6.1 Ligging en karakter

Het Nationaal Landschap Drentsche Aa is gelegen binnen de driehoek Noord Laren – Assen – Gieten. Het gebied geldt als een goed voorbeeld van een laaglandbeekdalstelsel. Een grillig patroon van lagergelegen beekdalen doorsnijdt het gebied. Op de hogere gronden vindt akkerbouw plaats. Verspreid in het gebied ligt een aantal authentieke Drentse dorpen als Tynaarlo, Balloo, Gasteren, Anloo en Eext.

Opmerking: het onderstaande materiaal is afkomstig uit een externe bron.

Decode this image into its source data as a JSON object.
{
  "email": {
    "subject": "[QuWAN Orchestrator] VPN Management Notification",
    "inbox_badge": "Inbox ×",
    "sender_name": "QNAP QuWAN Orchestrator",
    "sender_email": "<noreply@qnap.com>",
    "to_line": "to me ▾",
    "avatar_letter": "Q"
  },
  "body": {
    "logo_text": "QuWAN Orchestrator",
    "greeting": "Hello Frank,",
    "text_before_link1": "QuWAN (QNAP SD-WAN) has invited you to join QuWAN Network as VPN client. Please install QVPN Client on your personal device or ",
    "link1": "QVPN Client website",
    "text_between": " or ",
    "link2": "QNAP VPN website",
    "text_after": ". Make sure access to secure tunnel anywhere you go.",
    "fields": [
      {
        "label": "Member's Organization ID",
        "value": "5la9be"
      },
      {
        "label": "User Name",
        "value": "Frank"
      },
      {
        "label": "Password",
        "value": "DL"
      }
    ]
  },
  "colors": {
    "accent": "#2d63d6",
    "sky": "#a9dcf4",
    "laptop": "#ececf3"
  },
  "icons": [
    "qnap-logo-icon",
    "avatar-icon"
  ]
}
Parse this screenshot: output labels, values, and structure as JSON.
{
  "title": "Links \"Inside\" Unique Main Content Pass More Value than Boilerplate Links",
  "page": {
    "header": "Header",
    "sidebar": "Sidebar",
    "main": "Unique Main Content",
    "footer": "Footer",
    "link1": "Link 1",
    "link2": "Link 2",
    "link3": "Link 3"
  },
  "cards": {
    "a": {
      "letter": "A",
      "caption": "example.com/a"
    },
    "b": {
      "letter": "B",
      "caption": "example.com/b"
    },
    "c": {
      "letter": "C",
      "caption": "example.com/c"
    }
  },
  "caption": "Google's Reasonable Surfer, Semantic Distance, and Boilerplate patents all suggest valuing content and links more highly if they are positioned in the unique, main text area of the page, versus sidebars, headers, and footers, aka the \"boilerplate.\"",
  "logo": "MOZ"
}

6.2 Instelling Nationaal Park

In vergelijking met het Dwingelderveld kent het Nationaal Landschap Drentsche Aa een kortere instellingsgeschiedenis. Pas bij brief van 23 oktober 1998 heeft de Staatssecretaris van LNV een Regionale Adviescommissie ingesteld met de taak om een verkenning te doen naar, en een advies te geven over aard, begrenzing en instrumentarium ten behoeve van de oprichting en instelling van een Nationaal Park Drentsche Aa. Was bij het Dwingelderveld sprake van een top-down-benadering, in het Drentsche Aa gebied is er eerder sprake van een bottom-up benadering en meer samenwerking tussen Rijk enerzijds en provincie en gemeenten anderzijds. Er wordt van meet af aan meer geluisterd naar en rekening gehouden met de geluiden uit de streek, getuige de volgende passage uit de brief van de VCNP:

“De Voorlopige Commissie Nationale Parken heeft in haar advies van 6 juli 1998 geconstateerd, dat de instelling van een regulier nationaal park niet zinvol is. Het natuurgebied is langgerekt en smal, heeft een grillige begrenzing, is onlosmakelijk veerbonden met de andere delen van het gebied en wordt daardoor sterk vanuit haar omgeving beïnvloed. Bovendien ontbreekt het volgens de VCNP aan het nodige draagvlak in het gebied voor een dergelijke aanwijzing. De VCNP ziet echter wel mogelijkheden voor een bredere aanpak dan gebruikelijk bij een Nationaal Park. Bij deze verbrede aanpak zouden de doelen van de aanwezige functies in het gebied dienen te worden geïntegreerd. De VCNP heeft daarom de minister geadviseerd de mogelijkheden voor een dergelijke verbrede aanpak te verkennen en inhoud te geven”.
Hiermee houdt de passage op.